Лагерь побежденных вместе со всеми орудиями сделался добычей швейцарцев. Но хотя, по словам герцога Максимилиана, бой длился лишь от двух до трех часов, все же победа обошлась швейцарцам дороже, чем какая-либо другая ранее ими одержанная. Потери их достигли, вероятно, 1 500 человек убитыми. В огне орудий и аркебуз и, наконец, в отчаянном сопротивлении сомкнутой колонны ландскнехтов выявились такие новые силы, с которыми швейцарцам еще не приходилось встречаться в их прежних боях.
СРАЖЕНИЕ ПРИ ЛА-МОТТЕ (КРЕАЦЦО) 7 октября 1513 г.
Альвиано, венецианский полководец, атакует значительно превосходящими силами испано-германо-папское войско к северу от Виченцы. Он разбит потому, что посланный им для охвата фланга отряд тяжелой кавалерии застрял в болоте, и потому, что его итальянская пехота не выдержала натиска грозной испанской пехоты (под начальством Пескары) и немецких ландскнехтов (под начальством Фрундсберга)126.
СРАЖЕНИЕ ПРИ МАРИНЬЯНО 13 и 14 сентября 1515 г.
Швейцарцы, в развитие своей победы при Новаре, осенью того же года вторглись во Францию. Они заключили тесный союз с императором Максимилианом, подкрепившим их вторжение конницей и артиллерией. Одновременно и англичане вступили во Францию с севера, и французы потеряли сражение при Гинегате, так что в пылу разыгравшейся фантазии уже намечали Париж как конечную цель и место встречи армий союзников.

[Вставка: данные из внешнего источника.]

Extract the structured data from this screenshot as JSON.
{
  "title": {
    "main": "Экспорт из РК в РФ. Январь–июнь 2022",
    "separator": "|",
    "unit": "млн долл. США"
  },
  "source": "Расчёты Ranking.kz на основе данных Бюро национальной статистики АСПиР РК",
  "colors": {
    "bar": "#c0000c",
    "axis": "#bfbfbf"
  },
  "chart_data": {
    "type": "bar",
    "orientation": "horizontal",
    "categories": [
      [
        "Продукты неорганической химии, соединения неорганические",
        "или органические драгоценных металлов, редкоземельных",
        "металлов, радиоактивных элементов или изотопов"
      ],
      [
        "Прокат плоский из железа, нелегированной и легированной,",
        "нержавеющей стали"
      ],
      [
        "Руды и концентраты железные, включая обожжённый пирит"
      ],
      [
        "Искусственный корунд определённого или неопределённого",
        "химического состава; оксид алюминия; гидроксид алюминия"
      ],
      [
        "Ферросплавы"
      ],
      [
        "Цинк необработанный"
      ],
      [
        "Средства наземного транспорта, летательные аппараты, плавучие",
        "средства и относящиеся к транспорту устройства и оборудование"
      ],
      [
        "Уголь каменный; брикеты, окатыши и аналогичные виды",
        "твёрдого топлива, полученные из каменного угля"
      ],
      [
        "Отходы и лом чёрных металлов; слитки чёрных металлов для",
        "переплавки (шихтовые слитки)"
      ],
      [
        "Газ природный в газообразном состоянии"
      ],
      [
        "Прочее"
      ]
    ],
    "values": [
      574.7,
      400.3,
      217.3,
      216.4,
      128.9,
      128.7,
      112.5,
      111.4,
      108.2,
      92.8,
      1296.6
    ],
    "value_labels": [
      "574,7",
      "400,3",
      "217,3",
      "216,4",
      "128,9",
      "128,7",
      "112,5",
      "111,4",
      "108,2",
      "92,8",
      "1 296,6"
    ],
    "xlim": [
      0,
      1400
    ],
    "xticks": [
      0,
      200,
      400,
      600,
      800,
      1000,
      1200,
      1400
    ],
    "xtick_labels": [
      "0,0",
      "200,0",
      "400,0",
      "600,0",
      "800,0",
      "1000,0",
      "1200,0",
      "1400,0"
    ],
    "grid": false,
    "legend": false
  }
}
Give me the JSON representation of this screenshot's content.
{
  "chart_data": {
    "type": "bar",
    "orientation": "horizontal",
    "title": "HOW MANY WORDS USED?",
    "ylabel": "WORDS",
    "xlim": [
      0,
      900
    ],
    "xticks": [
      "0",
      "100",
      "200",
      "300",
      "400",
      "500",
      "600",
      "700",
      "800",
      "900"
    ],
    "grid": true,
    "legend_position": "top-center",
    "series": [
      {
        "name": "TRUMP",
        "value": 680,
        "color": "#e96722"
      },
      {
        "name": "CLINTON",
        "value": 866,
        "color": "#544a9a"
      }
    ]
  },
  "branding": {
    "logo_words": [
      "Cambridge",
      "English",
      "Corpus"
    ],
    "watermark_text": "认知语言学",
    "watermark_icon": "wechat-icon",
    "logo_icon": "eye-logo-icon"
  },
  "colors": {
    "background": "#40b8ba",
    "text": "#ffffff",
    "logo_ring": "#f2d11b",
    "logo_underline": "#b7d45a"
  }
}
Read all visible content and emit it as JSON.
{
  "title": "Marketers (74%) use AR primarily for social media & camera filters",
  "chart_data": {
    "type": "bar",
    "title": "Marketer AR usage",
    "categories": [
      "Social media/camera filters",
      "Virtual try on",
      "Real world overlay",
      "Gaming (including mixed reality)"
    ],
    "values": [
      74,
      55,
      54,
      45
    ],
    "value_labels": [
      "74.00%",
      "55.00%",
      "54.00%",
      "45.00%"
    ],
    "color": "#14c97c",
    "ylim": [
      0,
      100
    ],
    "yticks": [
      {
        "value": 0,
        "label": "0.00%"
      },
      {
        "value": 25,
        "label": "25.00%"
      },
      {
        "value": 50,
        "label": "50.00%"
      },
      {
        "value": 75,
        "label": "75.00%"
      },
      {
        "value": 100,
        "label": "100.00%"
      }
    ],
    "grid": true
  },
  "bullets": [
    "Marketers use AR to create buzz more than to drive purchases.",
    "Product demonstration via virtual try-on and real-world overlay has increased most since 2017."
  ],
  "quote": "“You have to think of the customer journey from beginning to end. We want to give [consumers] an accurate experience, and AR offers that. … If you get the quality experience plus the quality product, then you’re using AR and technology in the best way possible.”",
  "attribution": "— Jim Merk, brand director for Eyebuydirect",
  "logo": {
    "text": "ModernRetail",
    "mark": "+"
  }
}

Когда имперско-швейцарское войско, вторгшись в Бургундию, появилось под Дижоном и город был близок к гибели от огня орудий, французы не видели иного исхода, как подчиниться требованиям швейцарцев. Ля Тремуйль, командовавший в городе, чтобы спасти его от штурма, заключил с швейцарцами договор, согласно которому французский король отказывался от Милана и обязывался уплатить 400 000 крон в возмещение военных расходов.